The integration of mass spectrometry into standard practice offers the chance for estradiol levels to be accurately monitored, allowing for timely adjustments in therapy. Early detection of inadequate estradiol suppression can help to prevent tumor recurrence and improve outcomes for patients with hormone-dependent breast cancer, providing a tailored response to individual physiological variations and medication interactions.

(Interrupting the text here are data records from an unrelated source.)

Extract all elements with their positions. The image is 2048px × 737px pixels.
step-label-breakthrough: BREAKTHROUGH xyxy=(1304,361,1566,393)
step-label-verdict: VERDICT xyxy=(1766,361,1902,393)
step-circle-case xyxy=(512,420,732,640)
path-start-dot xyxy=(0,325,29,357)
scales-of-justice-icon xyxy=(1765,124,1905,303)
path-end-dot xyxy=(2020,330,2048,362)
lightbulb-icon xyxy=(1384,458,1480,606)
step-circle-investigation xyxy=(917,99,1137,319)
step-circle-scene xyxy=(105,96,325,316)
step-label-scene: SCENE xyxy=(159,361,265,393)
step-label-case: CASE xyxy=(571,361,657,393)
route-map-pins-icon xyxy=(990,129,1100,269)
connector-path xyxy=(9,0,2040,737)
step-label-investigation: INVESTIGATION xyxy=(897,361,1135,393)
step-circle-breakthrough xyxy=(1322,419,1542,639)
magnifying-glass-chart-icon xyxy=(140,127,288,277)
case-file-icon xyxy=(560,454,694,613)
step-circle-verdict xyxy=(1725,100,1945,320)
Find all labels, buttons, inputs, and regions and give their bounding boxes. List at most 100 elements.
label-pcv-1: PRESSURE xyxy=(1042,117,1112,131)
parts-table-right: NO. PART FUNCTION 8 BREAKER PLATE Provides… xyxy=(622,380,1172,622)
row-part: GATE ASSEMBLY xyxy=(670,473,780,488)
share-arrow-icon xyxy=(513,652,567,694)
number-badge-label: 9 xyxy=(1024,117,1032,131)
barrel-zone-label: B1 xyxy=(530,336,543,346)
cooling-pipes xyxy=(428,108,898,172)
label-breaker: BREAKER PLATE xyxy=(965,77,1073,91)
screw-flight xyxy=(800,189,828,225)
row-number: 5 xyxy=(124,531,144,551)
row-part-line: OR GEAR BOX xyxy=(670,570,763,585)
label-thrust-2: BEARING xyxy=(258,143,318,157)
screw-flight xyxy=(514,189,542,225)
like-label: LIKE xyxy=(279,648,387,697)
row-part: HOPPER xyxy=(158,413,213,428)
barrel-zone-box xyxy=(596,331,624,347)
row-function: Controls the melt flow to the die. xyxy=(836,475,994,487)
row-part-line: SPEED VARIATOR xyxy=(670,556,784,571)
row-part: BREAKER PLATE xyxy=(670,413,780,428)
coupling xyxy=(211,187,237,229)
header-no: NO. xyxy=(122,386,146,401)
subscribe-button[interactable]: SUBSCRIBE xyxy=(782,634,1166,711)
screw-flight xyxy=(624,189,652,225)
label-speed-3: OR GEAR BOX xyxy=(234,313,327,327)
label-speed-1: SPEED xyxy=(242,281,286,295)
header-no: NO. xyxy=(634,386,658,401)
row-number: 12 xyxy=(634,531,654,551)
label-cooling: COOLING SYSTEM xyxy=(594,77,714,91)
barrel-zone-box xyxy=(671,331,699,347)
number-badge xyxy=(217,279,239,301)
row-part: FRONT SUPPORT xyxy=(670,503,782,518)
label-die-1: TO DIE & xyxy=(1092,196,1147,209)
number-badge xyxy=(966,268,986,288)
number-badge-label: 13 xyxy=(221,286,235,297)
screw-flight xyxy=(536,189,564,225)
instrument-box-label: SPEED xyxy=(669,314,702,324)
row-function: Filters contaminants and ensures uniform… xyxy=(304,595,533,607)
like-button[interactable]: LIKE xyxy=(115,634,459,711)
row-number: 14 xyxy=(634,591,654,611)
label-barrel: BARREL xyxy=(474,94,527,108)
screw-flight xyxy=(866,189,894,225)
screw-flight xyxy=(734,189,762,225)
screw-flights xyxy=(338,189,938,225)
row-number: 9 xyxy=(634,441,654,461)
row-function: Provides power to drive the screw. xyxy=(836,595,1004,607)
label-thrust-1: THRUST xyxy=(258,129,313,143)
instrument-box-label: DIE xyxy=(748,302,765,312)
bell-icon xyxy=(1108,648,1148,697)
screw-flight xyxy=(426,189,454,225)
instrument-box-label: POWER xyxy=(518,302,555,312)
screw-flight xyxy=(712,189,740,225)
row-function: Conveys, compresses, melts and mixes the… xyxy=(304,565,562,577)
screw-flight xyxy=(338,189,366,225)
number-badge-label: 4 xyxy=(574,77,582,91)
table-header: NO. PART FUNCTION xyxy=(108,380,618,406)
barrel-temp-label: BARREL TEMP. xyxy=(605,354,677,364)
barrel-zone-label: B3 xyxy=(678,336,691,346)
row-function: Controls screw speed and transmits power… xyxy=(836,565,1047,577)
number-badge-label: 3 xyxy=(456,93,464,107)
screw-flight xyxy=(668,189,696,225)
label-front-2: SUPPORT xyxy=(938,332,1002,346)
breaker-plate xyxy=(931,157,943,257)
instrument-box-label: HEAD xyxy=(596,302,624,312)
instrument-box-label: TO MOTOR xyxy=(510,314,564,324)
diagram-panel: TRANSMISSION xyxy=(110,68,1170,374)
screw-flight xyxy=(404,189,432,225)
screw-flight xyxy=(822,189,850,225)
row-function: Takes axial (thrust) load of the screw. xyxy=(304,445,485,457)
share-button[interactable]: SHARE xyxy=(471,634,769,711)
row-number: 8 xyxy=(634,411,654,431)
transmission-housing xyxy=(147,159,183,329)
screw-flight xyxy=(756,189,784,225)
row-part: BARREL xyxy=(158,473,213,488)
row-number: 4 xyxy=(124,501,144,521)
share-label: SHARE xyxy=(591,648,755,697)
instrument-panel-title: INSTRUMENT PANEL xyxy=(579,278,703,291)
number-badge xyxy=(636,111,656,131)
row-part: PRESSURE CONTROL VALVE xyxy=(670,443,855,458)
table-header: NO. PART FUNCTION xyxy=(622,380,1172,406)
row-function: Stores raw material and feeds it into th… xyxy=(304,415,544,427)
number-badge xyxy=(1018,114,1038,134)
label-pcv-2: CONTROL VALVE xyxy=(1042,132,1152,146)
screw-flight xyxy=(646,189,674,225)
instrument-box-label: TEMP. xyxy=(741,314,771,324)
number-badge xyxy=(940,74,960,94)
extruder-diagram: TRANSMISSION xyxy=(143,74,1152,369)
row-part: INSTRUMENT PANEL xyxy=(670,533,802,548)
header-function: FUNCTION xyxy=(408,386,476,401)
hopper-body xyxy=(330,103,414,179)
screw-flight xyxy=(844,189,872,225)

Related reading: Q&A with Dr. Benjamin Lilienfeld as he discusses Roche mass spectrometry solution launch

References:

1. Murphy CC, Bartholomew LK, Carpentier MY, Bluethmann SM, Vernon SW. Adherence to adjuvant hormonal therapy among breast cancer survivors in clinical practice: a systematic review. Breast Cancer Res Treat. 2012;134(2):459–78.
2. Dawn L Hershman 1, Theresa Shao, Lawrence H Kushi, Donna Buono, Wei Yann Tsai, Louis Fehrenbacher, Marilyn Kwan, Scarlett Lin Gomez, Alfred I Neugut Early discontinuation and non-adherence to adjuvant hormonal therapy are associated with increased mortality in women with breast cancer; Breast Cancer Res Treat 2011 Apr; 126(2):529-37
3. Ingle JN, Cairns J, Suman VJ, Shepherd LE, Fasching PA, Hoskin TL, Singh RJ, Desta Z, Kalari KR, Ellis MJ, Goss PE, Chen BE, Volz B, Barman P, Carlson EE, Haddad T, Goetz MP, Goodnature B, Cuellar ME, Walters MA, Correia C, Kaufmann SH, Weinshilboum RM, Wang L. Anastrozole has an association between degree of estrogen suppression and outcomes in early breast cancer and is a ligand for estrogen receptor α; Clin Cancer Res. 2020 June 15; 26(12): 2986–2996.